How do you come back down to earth after a night like that?

That weekend was quite mad, but then Monday arrived and we had to have the attitude that nothing had happened. It’s quite difficult but you have to find balance; when you win and you score you’re not [Lionel] Messi, when you lose and you perform badly you’re not the worst player in the world. That’s the challenge and that’s what has taken us to where we are now.

You’ve featured on the right of a back five this season. You’ve done it before, but it’s one thing playing there in the Championship and another in the Premier League. How have you found it?

Well, I’m finding it difficult, but I’ve prepared myself physically and mentally after my injury to play at this level. Before the injury, I didn’t know where I was going; I didn’t have a base and I didn’t want to work hard enough. I’m honest about that. Now I know who I want to be and where I’m going and that’s so important. The way I’m working now, the way I’m trying to focus myself, I think I’m a pretty good defender actually! I listen to Brian and Thomas and do the best job I can.

How much of an impact has Brian made from a defensive point of view?
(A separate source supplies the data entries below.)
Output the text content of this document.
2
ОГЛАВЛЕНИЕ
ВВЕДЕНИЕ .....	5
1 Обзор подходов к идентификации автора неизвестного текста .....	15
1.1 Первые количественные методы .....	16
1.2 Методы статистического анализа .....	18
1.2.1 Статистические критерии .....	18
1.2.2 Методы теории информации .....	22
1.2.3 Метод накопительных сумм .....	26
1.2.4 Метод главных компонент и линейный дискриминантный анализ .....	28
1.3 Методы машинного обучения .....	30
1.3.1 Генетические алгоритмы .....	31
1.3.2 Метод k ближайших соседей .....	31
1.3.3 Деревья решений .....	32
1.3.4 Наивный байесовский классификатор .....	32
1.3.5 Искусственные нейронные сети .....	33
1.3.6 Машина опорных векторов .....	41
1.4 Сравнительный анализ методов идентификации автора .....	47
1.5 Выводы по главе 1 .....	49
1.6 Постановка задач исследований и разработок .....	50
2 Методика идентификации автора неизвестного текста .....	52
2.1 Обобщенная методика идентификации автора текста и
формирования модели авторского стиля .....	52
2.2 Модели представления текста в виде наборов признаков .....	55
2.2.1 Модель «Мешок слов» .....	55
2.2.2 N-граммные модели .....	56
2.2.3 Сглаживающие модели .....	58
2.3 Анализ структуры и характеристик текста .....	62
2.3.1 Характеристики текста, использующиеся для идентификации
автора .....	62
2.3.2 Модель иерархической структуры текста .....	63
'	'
He’s fantastic, one of the best coaches I’ve ever trained with. The intensity is outstanding – there’s no days off. The mentality he’s put into Brentford is amazing; we enjoy defending now. It’s the attitude you must have to face this challenge. It all comes from Thomas and Brian and it’s taken this team so far. When I was here five years ago, you wouldn’t have thought that about us. We were scoring goals but losing games. Now we know that if we score three goals, we’ll win the game. You have to.